Unger acknowledged that the CDC’s current webpage for the illness cites graded exercise therapy and cognitive behavior therapy as possible management tools, but she noted that the site contains “no mention of cure or false cognitions about illness” — two of the biggest criticisms of the PACE approach. Yet advocates like Mary Dimmock accurately note that the evidence base for using GET and CBT relies on the flawed PACE trial and some smaller studies, mostly conducted by the same group of researchers and their colleagues.
Although the recent developments offer some room for hope, patients and advocacy groups are tempering their expectations. The high-profile battle over PACE has certainly galvanized patients in the U.S., the U.K., and elsewhere and has attracted the attention of a growing number of critics from outside the ME/CFS community. Advocates remain concerned, however, that the spirited public debate has not yet impacted clinical and treatment guidelines that include recommendations based on PACE and related studies.
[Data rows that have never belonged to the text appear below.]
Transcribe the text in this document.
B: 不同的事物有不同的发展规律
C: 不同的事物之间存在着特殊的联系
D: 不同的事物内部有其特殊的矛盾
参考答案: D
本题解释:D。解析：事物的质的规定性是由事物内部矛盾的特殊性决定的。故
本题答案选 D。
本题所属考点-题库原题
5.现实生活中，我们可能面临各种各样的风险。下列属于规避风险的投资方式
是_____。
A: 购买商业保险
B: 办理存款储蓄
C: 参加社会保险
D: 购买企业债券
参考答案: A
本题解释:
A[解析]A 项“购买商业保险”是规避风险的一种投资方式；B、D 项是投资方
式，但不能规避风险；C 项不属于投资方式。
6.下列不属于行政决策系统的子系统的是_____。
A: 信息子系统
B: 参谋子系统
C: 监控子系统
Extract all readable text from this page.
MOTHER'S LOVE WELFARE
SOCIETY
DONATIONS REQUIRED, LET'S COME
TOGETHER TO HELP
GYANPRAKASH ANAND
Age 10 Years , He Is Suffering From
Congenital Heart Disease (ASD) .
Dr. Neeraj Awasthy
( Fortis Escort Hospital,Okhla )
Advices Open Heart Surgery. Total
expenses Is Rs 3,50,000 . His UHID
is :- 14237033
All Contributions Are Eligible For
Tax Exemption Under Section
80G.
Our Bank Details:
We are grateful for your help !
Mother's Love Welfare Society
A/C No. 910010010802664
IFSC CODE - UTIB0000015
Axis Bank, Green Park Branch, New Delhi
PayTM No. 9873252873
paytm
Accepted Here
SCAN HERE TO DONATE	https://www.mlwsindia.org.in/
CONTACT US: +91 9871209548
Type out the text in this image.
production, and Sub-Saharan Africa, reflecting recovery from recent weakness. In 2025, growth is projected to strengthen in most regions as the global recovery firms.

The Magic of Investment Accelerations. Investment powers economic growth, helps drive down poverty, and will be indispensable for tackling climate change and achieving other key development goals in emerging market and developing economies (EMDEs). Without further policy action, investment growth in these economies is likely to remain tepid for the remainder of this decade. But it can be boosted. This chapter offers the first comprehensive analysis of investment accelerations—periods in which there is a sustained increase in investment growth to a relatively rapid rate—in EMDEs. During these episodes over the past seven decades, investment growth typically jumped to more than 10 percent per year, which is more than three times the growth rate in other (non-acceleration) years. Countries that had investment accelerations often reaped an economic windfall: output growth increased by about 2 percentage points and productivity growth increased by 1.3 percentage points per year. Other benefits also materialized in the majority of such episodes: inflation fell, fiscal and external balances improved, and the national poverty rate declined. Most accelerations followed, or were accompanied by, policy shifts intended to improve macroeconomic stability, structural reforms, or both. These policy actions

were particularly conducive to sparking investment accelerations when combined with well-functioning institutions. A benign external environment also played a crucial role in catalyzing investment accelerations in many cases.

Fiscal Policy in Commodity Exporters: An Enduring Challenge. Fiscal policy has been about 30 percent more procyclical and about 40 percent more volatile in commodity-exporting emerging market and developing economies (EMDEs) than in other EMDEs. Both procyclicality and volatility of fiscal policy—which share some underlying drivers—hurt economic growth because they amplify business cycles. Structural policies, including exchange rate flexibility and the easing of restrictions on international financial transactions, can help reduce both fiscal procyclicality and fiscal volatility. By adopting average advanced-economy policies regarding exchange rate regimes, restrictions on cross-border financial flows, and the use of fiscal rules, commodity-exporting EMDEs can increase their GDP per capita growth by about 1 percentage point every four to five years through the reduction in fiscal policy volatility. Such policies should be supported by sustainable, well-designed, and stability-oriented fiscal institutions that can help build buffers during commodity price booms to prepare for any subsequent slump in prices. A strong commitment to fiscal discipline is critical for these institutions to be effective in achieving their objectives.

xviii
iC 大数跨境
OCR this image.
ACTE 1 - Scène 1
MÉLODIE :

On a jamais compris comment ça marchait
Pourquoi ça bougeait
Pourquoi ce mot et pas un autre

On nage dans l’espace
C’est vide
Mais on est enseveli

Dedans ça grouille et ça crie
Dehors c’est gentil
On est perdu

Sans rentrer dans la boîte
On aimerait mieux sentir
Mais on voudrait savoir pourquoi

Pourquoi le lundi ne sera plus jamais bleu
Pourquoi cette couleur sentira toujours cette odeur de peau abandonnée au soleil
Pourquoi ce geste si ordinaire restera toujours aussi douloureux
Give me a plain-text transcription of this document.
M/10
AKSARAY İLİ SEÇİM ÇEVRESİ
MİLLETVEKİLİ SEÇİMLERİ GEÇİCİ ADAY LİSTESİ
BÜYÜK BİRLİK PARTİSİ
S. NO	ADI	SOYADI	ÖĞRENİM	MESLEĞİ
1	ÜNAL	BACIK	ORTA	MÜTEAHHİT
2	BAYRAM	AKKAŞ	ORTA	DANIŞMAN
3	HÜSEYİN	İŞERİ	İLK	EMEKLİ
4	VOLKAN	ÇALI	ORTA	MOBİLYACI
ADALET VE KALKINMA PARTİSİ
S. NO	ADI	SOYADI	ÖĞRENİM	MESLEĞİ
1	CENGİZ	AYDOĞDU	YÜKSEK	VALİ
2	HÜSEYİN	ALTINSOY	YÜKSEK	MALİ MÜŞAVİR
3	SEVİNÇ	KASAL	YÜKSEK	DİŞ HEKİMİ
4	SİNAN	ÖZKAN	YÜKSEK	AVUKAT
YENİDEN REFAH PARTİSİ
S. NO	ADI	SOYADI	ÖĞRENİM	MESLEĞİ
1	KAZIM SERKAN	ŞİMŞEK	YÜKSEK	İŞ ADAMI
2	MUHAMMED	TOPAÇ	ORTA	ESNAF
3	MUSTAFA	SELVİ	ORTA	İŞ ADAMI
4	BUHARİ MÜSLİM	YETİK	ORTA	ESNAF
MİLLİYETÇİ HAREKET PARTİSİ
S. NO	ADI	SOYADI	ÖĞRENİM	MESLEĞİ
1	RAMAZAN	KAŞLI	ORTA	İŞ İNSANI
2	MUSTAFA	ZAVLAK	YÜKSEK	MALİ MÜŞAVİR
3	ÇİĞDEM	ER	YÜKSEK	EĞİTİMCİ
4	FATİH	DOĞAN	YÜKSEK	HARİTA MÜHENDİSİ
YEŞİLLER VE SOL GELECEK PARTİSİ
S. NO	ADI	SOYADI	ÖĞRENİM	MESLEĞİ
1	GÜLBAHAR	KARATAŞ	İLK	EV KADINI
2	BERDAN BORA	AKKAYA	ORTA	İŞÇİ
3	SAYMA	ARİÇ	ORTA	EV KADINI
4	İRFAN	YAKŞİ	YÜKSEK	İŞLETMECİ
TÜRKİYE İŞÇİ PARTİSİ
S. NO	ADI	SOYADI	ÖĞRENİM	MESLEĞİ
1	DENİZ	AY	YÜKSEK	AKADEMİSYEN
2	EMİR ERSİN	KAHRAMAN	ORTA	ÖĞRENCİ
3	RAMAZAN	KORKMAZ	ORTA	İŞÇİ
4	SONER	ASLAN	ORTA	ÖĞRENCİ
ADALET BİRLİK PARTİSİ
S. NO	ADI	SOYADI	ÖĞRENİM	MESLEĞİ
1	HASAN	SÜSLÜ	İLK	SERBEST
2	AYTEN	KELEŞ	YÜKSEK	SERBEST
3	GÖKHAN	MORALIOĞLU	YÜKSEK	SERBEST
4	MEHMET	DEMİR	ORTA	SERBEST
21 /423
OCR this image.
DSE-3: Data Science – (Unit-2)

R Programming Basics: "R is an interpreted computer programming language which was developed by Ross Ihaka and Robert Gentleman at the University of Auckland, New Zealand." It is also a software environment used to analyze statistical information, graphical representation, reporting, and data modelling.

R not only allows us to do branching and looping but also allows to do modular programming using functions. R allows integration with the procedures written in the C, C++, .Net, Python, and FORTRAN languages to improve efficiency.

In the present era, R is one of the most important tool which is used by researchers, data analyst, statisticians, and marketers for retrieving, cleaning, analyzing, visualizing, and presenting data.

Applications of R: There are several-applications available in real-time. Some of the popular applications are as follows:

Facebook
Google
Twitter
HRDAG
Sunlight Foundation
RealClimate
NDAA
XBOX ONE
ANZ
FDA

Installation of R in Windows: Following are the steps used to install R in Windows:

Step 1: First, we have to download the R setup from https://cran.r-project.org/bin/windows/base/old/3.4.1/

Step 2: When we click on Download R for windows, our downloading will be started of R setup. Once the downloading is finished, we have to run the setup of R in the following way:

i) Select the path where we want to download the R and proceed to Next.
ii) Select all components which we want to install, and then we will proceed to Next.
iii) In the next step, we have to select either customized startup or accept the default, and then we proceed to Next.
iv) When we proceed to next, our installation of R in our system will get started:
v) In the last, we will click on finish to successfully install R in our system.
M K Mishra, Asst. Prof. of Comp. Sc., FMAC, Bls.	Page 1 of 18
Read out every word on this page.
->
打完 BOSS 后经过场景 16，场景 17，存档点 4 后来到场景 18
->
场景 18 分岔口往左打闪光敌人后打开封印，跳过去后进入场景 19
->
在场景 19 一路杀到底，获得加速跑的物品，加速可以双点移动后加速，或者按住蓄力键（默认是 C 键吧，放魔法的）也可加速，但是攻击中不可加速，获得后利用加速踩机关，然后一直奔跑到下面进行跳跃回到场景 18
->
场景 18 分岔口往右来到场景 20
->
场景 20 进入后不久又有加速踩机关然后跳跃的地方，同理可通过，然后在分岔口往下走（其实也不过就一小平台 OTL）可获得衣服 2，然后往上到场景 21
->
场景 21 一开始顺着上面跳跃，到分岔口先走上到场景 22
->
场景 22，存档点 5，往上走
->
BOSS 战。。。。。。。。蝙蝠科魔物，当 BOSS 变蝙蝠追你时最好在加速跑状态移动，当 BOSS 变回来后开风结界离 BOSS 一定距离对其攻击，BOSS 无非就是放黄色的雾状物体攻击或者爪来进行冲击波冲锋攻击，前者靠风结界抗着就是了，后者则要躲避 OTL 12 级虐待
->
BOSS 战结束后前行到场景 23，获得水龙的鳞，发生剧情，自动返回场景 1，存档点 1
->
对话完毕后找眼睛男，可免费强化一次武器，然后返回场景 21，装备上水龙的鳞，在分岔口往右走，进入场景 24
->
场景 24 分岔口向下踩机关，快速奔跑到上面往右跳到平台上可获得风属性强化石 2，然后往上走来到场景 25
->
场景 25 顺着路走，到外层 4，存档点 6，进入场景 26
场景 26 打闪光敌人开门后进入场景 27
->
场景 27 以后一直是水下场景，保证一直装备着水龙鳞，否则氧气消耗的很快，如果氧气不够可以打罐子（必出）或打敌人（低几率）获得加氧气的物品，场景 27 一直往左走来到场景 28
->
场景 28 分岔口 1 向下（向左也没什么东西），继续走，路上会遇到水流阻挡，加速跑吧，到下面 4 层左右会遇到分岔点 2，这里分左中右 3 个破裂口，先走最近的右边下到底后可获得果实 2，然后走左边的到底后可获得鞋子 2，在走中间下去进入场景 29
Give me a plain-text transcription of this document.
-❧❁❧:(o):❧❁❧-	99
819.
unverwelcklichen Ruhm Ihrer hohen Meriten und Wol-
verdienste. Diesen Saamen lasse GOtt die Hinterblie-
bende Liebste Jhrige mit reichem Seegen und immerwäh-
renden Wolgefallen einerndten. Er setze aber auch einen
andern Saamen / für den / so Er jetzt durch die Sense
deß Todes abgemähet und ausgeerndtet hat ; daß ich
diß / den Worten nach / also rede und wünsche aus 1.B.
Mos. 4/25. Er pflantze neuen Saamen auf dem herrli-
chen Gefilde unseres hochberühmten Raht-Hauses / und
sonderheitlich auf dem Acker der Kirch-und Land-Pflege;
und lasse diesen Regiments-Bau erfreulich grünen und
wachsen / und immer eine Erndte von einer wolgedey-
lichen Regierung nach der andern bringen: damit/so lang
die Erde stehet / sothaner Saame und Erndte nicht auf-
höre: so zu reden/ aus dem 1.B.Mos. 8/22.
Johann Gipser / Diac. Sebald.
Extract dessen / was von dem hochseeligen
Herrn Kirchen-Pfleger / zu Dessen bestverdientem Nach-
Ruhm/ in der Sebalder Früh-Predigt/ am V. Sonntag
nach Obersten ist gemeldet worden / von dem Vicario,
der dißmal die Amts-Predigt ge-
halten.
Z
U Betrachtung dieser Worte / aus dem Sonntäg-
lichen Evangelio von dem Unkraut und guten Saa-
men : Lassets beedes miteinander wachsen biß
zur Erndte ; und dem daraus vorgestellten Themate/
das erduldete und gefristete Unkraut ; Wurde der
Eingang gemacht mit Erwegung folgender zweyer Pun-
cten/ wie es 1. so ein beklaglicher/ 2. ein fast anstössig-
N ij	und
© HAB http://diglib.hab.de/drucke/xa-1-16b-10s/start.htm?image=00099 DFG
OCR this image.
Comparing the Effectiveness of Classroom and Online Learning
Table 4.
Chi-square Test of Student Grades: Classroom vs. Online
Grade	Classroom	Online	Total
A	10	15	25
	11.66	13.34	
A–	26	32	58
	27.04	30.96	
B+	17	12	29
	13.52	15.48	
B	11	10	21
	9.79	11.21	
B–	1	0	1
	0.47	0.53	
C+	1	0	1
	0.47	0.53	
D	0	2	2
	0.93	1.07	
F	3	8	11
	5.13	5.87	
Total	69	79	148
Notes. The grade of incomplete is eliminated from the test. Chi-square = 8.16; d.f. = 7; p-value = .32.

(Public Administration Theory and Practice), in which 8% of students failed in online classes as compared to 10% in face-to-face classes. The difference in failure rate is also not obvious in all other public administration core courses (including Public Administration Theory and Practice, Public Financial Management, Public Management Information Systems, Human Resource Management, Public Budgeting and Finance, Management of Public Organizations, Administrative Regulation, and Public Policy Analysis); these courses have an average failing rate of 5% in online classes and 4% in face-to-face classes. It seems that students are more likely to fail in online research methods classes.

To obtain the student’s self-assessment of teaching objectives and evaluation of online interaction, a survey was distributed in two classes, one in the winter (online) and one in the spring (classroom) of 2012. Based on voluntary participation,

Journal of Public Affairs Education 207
And although the announcement of the NIH initiative generated headlines, the effort is still in the planning stages. Collins appears committed to seeking significant patient involvement — an essential step in reversing course. But there have been no funding commitments, and no decision has been made on which definition of ME/CFS will be adopted to ensure that studies include only those with the disease. As a result, many are skeptical that anything will really change. If it does, the reason will likely be because public health and medical authorities have finally done what they’re supposed to: listen to patients and trust them as experts on their own illness.
* Correction November 1, 2016: An earlier version of this article incorrectly stated that the Cleveland Clinic was among the institutions that still included cognitive behavioral therapy and graded exercise as recommend treatment for ME/CFS. In fact, Cleveland Clinic let that recommendation expire in 2014 and has not replaced.